Ante a marcação do julgamento de Lula, pelo TRF4, para o dia 24 de janeiro, em Porto Alegre, em declaração contundente, José Dirceu de Oliveira e Silva, fundador do PT e ex-ministro do governo Lula, convoca a militância petista e o povo brasileiro para as ruas. 

A hora é de ação não de palavras, transformar a fúria e revolta, a indignação e mesmo o ódio em energia para a luta e para o combate. Todos a Porto Alegre dia 24, o Dia da Revolta. Criar, mobilizar um dois três… milhares de comitês em defesa de Lula.

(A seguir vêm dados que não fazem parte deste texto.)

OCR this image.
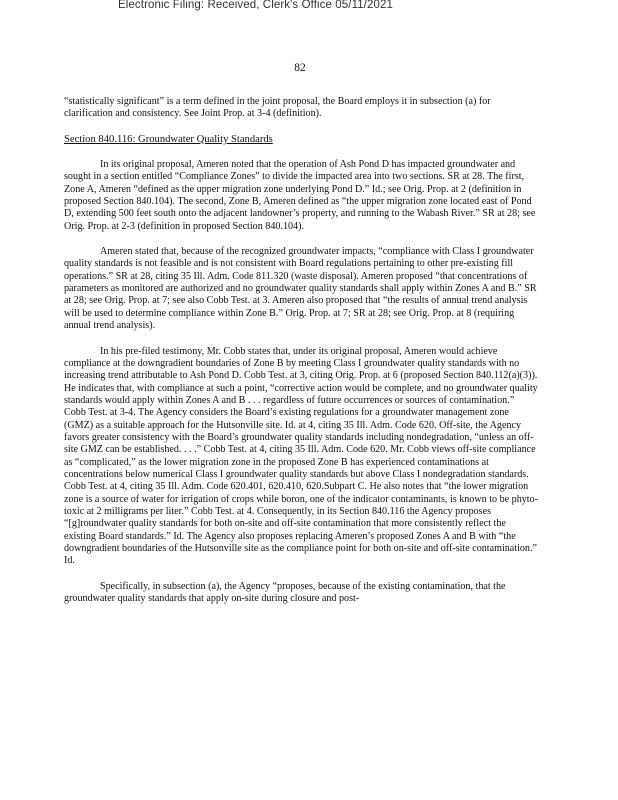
Electronic Filing: Received, Clerk's Office 05/11/2021
82

“statistically significant” is a term defined in the joint proposal, the Board employs it in subsection (a) for clarification and consistency. See Joint Prop. at 3-4 (definition).

Section 840.116: Groundwater Quality Standards

In its original proposal, Ameren noted that the operation of Ash Pond D has impacted groundwater and sought in a section entitled “Compliance Zones” to divide the impacted area into two sections. SR at 28. The first, Zone A, Ameren “defined as the upper migration zone underlying Pond D.” Id.; see Orig. Prop. at 2 (definition in proposed Section 840.104). The second, Zone B, Ameren defined as “the upper migration zone located east of Pond D, extending 500 feet south onto the adjacent landowner’s property, and running to the Wabash River.” SR at 28; see Orig. Prop. at 2-3 (definition in proposed Section 840.104).

Ameren stated that, because of the recognized groundwater impacts, “compliance with Class I groundwater quality standards is not feasible and is not consistent with Board regulations pertaining to other pre-existing fill operations.” SR at 28, citing 35 Ill. Adm. Code 811.320 (waste disposal). Ameren proposed “that concentrations of parameters as monitored are authorized and no groundwater quality standards shall apply within Zones A and B.” SR at 28; see Orig. Prop. at 7; see also Cobb Test. at 3. Ameren also proposed that “the results of annual trend analysis will be used to determine compliance within Zone B.” Orig. Prop. at 7; SR at 28; see Orig. Prop. at 8 (requiring annual trend analysis).

In his pre-filed testimony, Mr. Cobb states that, under its original proposal, Ameren would achieve compliance at the downgradient boundaries of Zone B by meeting Class I groundwater quality standards with no increasing trend attributable to Ash Pond D. Cobb Test. at 3, citing Orig. Prop. at 6 (proposed Section 840.112(a)(3)). He indicates that, with compliance at such a point, “corrective action would be complete, and no groundwater quality standards would apply within Zones A and B . . . regardless of future occurrences or sources of contamination.” Cobb Test. at 3-4. The Agency considers the Board’s existing regulations for a groundwater management zone (GMZ) as a suitable approach for the Hutsonville site. Id. at 4, citing 35 Ill. Adm. Code 620. Off-site, the Agency favors greater consistency with the Board’s groundwater quality standards including nondegradation, “unless an off-site GMZ can be established. . . .” Cobb Test. at 4, citing 35 Ill. Adm. Code 620. Mr. Cobb views off-site compliance as “complicated,” as the lower migration zone in the proposed Zone B has experienced contaminations at concentrations below numerical Class I groundwater quality standards but above Class I nondegradation standards. Cobb Test. at 4, citing 35 Ill. Adm. Code 620.401, 620.410, 620.Subpart C. He also notes that “the lower migration zone is a source of water for irrigation of crops while boron, one of the indicator contaminants, is known to be phyto-toxic at 2 milligrams per liter.” Cobb Test. at 4. Consequently, in its Section 840.116 the Agency proposes “[g]roundwater quality standards for both on-site and off-site contamination that more consistently reflect the existing Board standards.” Id. The Agency also proposes replacing Ameren’s proposed Zones A and B with “the downgradient boundaries of the Hutsonville site as the compliance point for both on-site and off-site contamination.” Id.

Specifically, in subsection (a), the Agency “proposes, because of the existing contamination, that the groundwater quality standards that apply on-site during closure and post-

Denunciar, desmascarar e combater a fraude jurídica e o golpe político. Às ruas para ir às urnas e derrotar os inimigos da democracia, da soberania, do povo trabalhador e do ”.

Também condenado em Curitiba e Porto Alegre sem crime e sem provas, Zé Dirceu vem, há tempos, alertando a militância do PT e da esquerda brasileira, sobre a importância da mobilização do povo brasileiro em um grande movimento popular em defesa de Lula.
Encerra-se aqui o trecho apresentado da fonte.